Anthropic’s 2025 Threat Intelligence Report also revealed that AI is enabling lower-skilled threat actors to learn and execute more sophisticated tactics, techniques, and procedures.
Cybercriminals with minimal technical expertise used Claude to develop and sell numerous ransomware variants for $400-$1,200 on internet forums. In this case, the criminals relied solely on AI to implement encryption algorithms and evasion techniques.
Thanks to AI, it’s now cheaper than ever for attackers to weaponize exploits. Agentic AI enables those attacks to become more autonomous, allowing for more threat actors to launch campaigns at scale.
These trends will likely lead to significantly more high-volume campaigns targeting companies’ most valuable data assets.
To fight this threat, defenders must respond with equally agentic defenses.
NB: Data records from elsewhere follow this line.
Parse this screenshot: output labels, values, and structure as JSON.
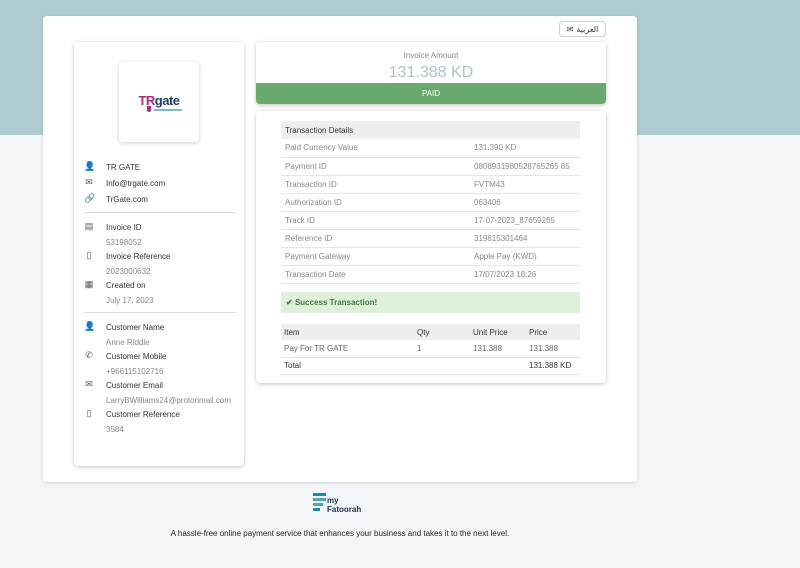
{
  "language_button": {
    "label": "العربية",
    "icon": "chat-bubble-icon"
  },
  "merchant": {
    "logo_text_tr": "TR",
    "logo_text_gate": "gate",
    "name": "TR GATE",
    "email": "Info@trgate.com",
    "website": "TrGate.com"
  },
  "invoice": {
    "id_label": "Invoice ID",
    "id_value": "53198052",
    "reference_label": "Invoice Reference",
    "reference_value": "2023000632",
    "created_label": "Created on",
    "created_value": "July 17, 2023"
  },
  "customer": {
    "name_label": "Customer Name",
    "name_value": "Anne Riddle",
    "mobile_label": "Customer Mobile",
    "mobile_value": "+966115102716",
    "email_label": "Customer Email",
    "email_value": "LarryBWilliams24@protonmail.com",
    "reference_label": "Customer Reference",
    "reference_value": "3584"
  },
  "amount": {
    "label": "Invoice Amount",
    "value": "131.388 KD",
    "status": "PAID",
    "status_color": "#6aa96d"
  },
  "transaction": {
    "header": "Transaction Details",
    "rows": [
      {
        "label": "Paid Currency Value",
        "value": "131.390 KD"
      },
      {
        "label": "Payment ID",
        "value": "0808931980528765265 85"
      },
      {
        "label": "Transaction ID",
        "value": "FVTM43"
      },
      {
        "label": "Authorization ID",
        "value": "063406"
      },
      {
        "label": "Track ID",
        "value": "17-07-2023_87659265"
      },
      {
        "label": "Reference ID",
        "value": "319815301464"
      },
      {
        "label": "Payment Gateway",
        "value": "Apple Pay (KWD)"
      },
      {
        "label": "Transaction Date",
        "value": "17/07/2023 18:26"
      }
    ]
  },
  "success_message": "Success Transaction!",
  "items": {
    "headers": [
      "Item",
      "Qty",
      "Unit Price",
      "Price"
    ],
    "rows": [
      [
        "Pay For TR GATE",
        "1",
        "131.388",
        "131.388"
      ]
    ],
    "total_label": "Total",
    "total_value": "131.388 KD"
  },
  "footer": {
    "brand_line1": "my",
    "brand_line2": "Fatoorah",
    "tagline": "A hassle-free online payment service that enhances your business and takes it to the next level."
  }
}
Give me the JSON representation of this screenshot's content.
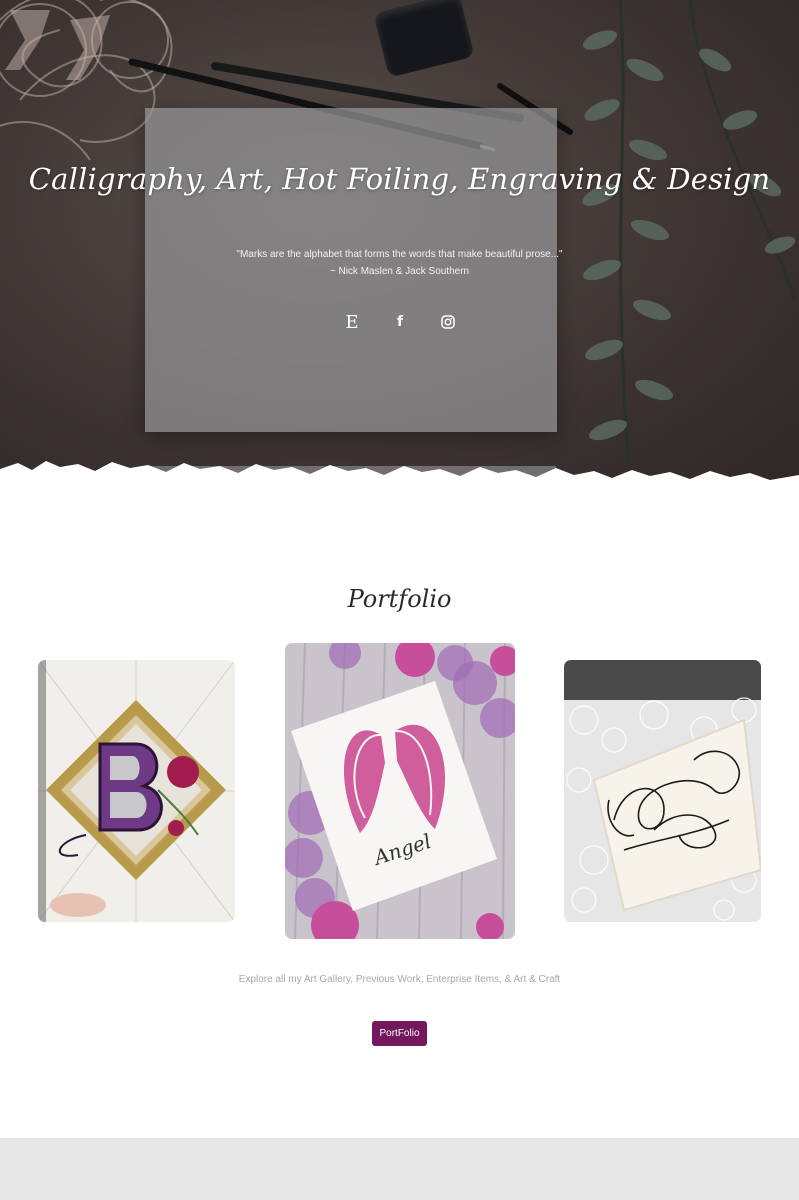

Using agents to defend against agents
As attackers build agentic toolchains, internal red teams, and defensive practitioners must also scale up their own use of agentic AI. Defenders need AI agents that leverage internal system resources to provide context.
They can then use agents to divide defensive tasks into separate workloads, chaining them together to identify and fix vulnerabilities before they get exploited.
For these agents to execute effectively, they need a deep knowledge of your software environment. Agentic defenses require infrastructure that delivers the right data and context to the agents you deploy. Knowledge graphs, which map relationships across entire codebases, are one tool that can provide this foundation.
This approach is already moving from theory to practice. We’re currently working with customers to define end-to-end agentic vulnerability triage and remediation processes that address the thousands of vulnerabilities in their estate that has grown over time.
These agent chains can autonomously review vulnerability reports, prioritize risks based on actual exploitability, identify false positives, raise issues for valid concerns, suggest fixes, and submit merge requests.
By integrating knowledge graphs to evaluate the potential “blast radius” of each change, the agents can recommend the appropriate level of human review required before pushing to production, reserving intensive human oversight for high-risk changes while accelerating low-risk patches.
Further to prevention, agentic defenses also enable resilience. Defenders can break down tasks into detection and remediation activities within the context of organizational runbooks.
Agents can handle everything from identification through investigation and containment, to remediation and post-mortem, minimizing dwell time and limiting impact.
These use cases represent steps that we, as defenders, can take to scale up our agentic defenses. The convergence of technical capabilities and processes gives us new tools to help combat threat actors and scale up our defensive operations.
With 57% of UK executives implementing regulatory-aligned governance frameworks and the UK’s Cyber Action Plan addressing these emerging threats, the message is clear – attackers aren’t waiting to make the most of those tools. And we shouldn’t either.